In previous work demonstrated by the Chilkoti et al, it has been shown that conjugation of multiple hydrophobic small molecules on the end of a polypeptide can induce micelle self-assembly if the conjugate logD < 1.5. This has been demonstrated in the micelle self-assembly of with CP-DOX [32] and CP-PTX [33] conjugates. While the conjugation of Ce6 was originally considered for potentially driving self-assembly, a singular Ce6 conjugation is insufficient hydrophobicity to provide diblock amphiphilicity to form micelles. By ensuring, loading cELP was only labeled with Ce6 at a 1:1 maximum ratio, the cELP would maintain its soluble, polymeric uniform structure.

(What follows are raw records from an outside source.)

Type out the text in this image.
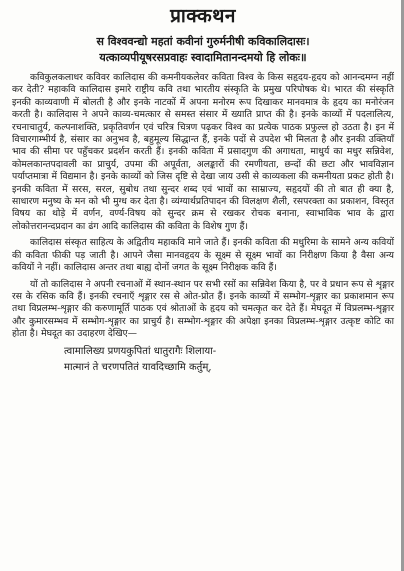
प्राक्कथन
स विश्ववन्द्यो महतां कवीनां गुरुर्मनीषी कविकालिदासः।
यत्काव्यपीयूषरसप्रवाहः स्वादामितानन्दमयो हि लोकः॥

कविकुलकलाधर कविवर कालिदास की कमनीयकलेवर कविता विश्व के किस सहृदय-हृदय को आनन्दमग्न नहीं कर देती? महाकवि कालिदास इमारे राष्ट्रीय कवि तथा भारतीय संस्कृति के प्रमुख परिपोषक थे। भारत की संस्कृति इनकी काव्यवाणी में बोलती है और इनके नाटकों में अपना मनोरम रूप दिखाकर मानवमात्र के हृदय का मनोरंजन करती है। कालिदास ने अपने काव्य-चमत्कार से समस्त संसार में ख्याति प्राप्त की है। इनके काव्यों में पदलालित्य, रचनाचातुर्य, कल्पनाशक्ति, प्रकृतिवर्णन एवं चरित्र चित्रण पढ़कर विश्व का प्रत्येक पाठक प्रफुल्ल हो उठता है। इन में विचारगाम्भीर्य है, संसार का अनुभव है, बहुमूल्य सिद्धान्त हैं, इनके पदों से उपदेश भी मिलता है और इनकी उक्तियाँ भाव की सीमा पर पहुँचकर प्रदर्शन करती हैं। इनकी कविता में प्रसादगुण की अगाधता, माधुर्य का मधुर सन्निवेश, कोमलकान्तपदावली का प्राचुर्य, उपमा की अपूर्वता, अलङ्कारों की रमणीयता, छन्दों की छटा और भावविज्ञान पर्याप्तमात्रा में विद्यमान है। इनके काव्यों को जिस दृष्टि से देखा जाय उसी से काव्यकला की कमनीयता प्रकट होती है। इनकी कविता में सरस, सरल, सुबोध तथा सुन्दर शब्द एवं भावों का साम्राज्य, सहृदयों की तो बात ही क्या है, साधारण मनुष्य के मन को भी मुग्ध कर देता है। व्यंग्यार्थप्रतिपादन की विलक्षण शैली, रसपरक्ता का प्रकाशन, विस्तृत विषय का थोड़े में वर्णन, वर्ण्य-विषय को सुन्दर क्रम से रखकर रोचक बनाना, स्वाभाविक भाव के द्वारा लोकोत्तरानन्दप्रदान का ढंग आदि कालिदास की कविता के विशेष गुण हैं।

कालिदास संस्कृत साहित्य के अद्वितीय महाकवि माने जाते हैं। इनकी कविता की मधुरिमा के सामने अन्य कवियों की कविता फीकी पड़ जाती है। आपने जैसा मानवहृदय के सूक्ष्म से सूक्ष्म भावों का निरीक्षण किया है वैसा अन्य कवियों ने नहीं। कालिदास अन्तर तथा बाह्य दोनों जगत के सूक्ष्म निरीक्षक कवि हैं।

यों तो कालिदास ने अपनी रचनाओं में स्थान-स्थान पर सभी रसों का सन्निवेश किया है, पर वे प्रधान रूप से शृङ्गार रस के रसिक कवि हैं। इनकी रचनाएँ शृङ्गार रस से ओत-प्रोत हैं। इनके काव्यों में सम्भोग-शृङ्गार का प्रकाशमान रूप तथा विप्रलम्भ-शृङ्गार की करुणामूर्ति पाठक एवं श्रोताओं के हृदय को चमत्कृत कर देते हैं। मेघदूत में विप्रलम्भ-शृङ्गार और कुमारसम्भव में सम्भोग-शृङ्गार का प्राचुर्य है। सम्भोग-शृङ्गार की अपेक्षा इनका विप्रलम्भ-शृङ्गार उत्कृष्ट कोटि का होता है। मेघदूत का उदाहरण देखिए—

त्वामालिख्य प्रणयकुपितां धातुरागैः शिलाया-
मात्मानं ते चरणपतितं यावदिच्छामि कर्तुम्,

3.3. Photodynamic cELP crosslinking improves in vitro radionuclide retention
We previously demonstrated that delivering radioiodine inside thermally transitioned ELP can prevent dehalogenation [19]. As radionuclides halogens are easily susceptible to in vivo dehalogenation mechanisms, sequestration and protection of the radionuclide structure is important. Specifically, ortho-position of iodine on the hydroxyphenyl group of tyrosine is readily deiodinated by thyroid hormones [33]. For the PRCITD system, we expected that the sequestration of the [125I]cELP within the gel network would decrease from exposure to deiodinase, improving radionuclide retention. This is critical for tumor radiotherapy, as it is important to have stable iodine on the cELP throughout its radioactive lifespan. The ability of cELP gels to retain 125I was assessed by incubating the crosslinked [125I]cELP gel in fresh mouse plasma at 37°C. At various time points, the serum was removed from the gel, and both components were measured for retained 125I radioactivity. Over 50% of the 125I was retained in the cELP gel even after a week of incubation in mouse serum at 37°C (Figure 4). These results suggest that PRCITD hydrogels could prevent radioiodine dehalogenation and suggested further testing as an in vivo drug delivery system.
3.4. Visualization of intratumoral cELP distribution
For interventional drug therapy of deep-seated tumors, such as the liver, prostate and pancreas, MRI, CT, fluorescent microscopy, ultrasound and SPECT are all employed as clinical imaging methods to quantitatively gauge tumor distribution and retention of anticancer agents [34, 35]. For controlling the spatiotemporal distribution of the PRCTID system, we labeled the cELP with a NIRDye800 so that we could continuously image its delivery with FMT as we infused it into our tumor xenografts. Our goal with this approach was to control the whole tumor coverage of the cELP before crosslinking the depot into a stabilized hydrogel. As such, it was critical to determine the time-point when the soluble cELP was fully dispersed throughout the entire tumor interstitium. As Figure 5 shows, FMT imaging showed the corresponding tumor coverage increase due to convection enhanced delivery as the injection volume was incremented. Our drug delivery system has the potential to be developed into a clinically relevant system capable of controlling both tumor retention and coverage.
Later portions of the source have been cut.